PART 4

9.6K 1.1K 64
                                    

Malam itu, suasana klub malam paling eksklusif di kota dipenuhi oleh gemerlap lampu dan alunan musik yang keras, seakan-akan menjadi tempat yang sempurna bagi mereka yang ingin melarikan diri dari kenyataan. Di pojok ruangan yang lebih tenang, Kenan duduk bersama dua teman dekatnya, Arvin dan Mahes, di sebuah meja VIP yang dikelilingi oleh botol-botol minuman mahal.

Kenan, seperti biasa, tampak tenang dan tak terganggu oleh keramaian di sekitarnya. Senyum tipis menghiasi wajahnya yang tampan dan berwibawa, sementara matanya yang dingin tetap fokus pada sesuatu yang lebih dalam dari sekadar suasana malam itu.

Kenan mengangkat gelasnya, memutar-mutar isinya sambil berpikir. Ia lalu meneguk minumannya, membiarkan cairan dingin itu mengalir di tenggorokannya.

Mahes memandang Kenan sambil mengangkat alis, lalu meneguk wine-nya perlahan.

"Satria ngintai lo lagi? Dia nggak kapok, setelah lo bikin dia bertekuk lutut waktu itu?"

Kenan, yang duduk santai di sofa dengan segelas wine di tangannya, hanya mengangkat bahu tanpa minat. "Lo tahu sendiri gimana dia," jawabnya dingin, tanpa mengalihkan pandangannya.

 "Ngomong-ngomong soal itu, berkas yang lo minta udah gue titip sama Bi Imah minggu kemaren. By the way, sekarang Bi Imah bawa anaknya kerja di rumah lo? Cakep banget, bro!" Arvin terkekeh.

Kenan tetap tenang, tidak terlihat tertarik. "Itu bukan anaknya Bi Imah," ucapnya singkat. 

Arvin menyeringai, meletakkan gelasnya di atas meja.

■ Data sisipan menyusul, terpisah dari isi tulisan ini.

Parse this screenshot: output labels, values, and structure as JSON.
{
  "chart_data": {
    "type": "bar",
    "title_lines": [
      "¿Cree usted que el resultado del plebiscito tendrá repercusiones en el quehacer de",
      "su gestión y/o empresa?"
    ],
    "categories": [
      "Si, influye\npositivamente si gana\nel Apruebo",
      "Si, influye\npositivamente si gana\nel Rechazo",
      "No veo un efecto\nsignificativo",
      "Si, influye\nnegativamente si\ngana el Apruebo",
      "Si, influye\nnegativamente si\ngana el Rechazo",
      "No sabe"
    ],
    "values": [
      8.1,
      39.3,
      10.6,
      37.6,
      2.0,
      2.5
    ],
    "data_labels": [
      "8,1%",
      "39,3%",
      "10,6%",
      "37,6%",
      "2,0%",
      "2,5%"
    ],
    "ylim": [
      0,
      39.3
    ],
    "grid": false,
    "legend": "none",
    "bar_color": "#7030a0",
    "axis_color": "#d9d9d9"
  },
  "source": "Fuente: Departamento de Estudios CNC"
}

"Pantesan kelihatan beda. You know what I mean, bro. She's beautiful. Bukan tipe yang biasa lo liat dari anak pembokat."

Kenan menoleh perlahan, mengangkat alis, ada senyuman sinis muncul di sudut bibirnya
" Perempuan itu tunangan Satria."

" Alanna Haseena, itu-dia?" Arvin menyipitkan matanya, mencoba memastikan. Namun, diamnya Kenan yang tidak menanggapi sudah menjawab pertanyaan nya. "Damn it! Lo ngapain nyimpen tunangan Satria, anjing!"

Kenan hanya bergeming, lalu dengan santai mengangkat bahu. "Kasihan," katanya singkat, seolah itu hal yang sederhana.

Mahes langsung menyambar, tidak percaya dengan apa yang didengarnya.

"Bullshit! Sejak kapan lo punya belas kasihan?" 

Kenan menegakkan tubuhnya, meletakkan gelas wine di meja, wajahnya tetap dingin tanpa emosi yang terlihat.

Sementara Arvin, yang masih terlihat frustrasi, melanjutkan, "Ck, lo harus hati-hati sama wanita itu. Bisa aja dia kaki tangan Satria. Lo tahu sendiri Satria nggak akan tinggal diam."

 "Gue nggak seceroboh itu," Kenan menatap Arvin sejenak, matanya tajam tapi tetap tenang.

" Perempuan itu nggak ada hubungannya lagi sama Satria. Dia udah nggak punya pilihan selain pergi."

"Tetap aja, lo main api, bro. Kalau Satria tahu Alanna ada di tempat lo, dia bisa jadi lebih gila." Ujar Arvin

Mahes menyela, wajahnya serius. "Iya, gue setuju. Satria itu licik. Dia bisa pakai wanita itu buat nyerang lo secara nggak langsung."

Kenan menatap gelas wine di tangannya, lalu mengukir senyuman miring yang penuh arti. 

"Sebaliknya, gue yang bisa nyerang dia lewat wanita itu." ucapnya dingin namun penuh perhitungan.

Mahes dan Arvin saling bertukar pandang, jelas tergelitik oleh pernyataan Kenan. Mereka tahu, jika Kenan berkata seperti itu, pasti ada rencana besar yang tersembunyi di baliknya. Kenan bukan tipe pria yang bertindak tanpa tujuan jelas.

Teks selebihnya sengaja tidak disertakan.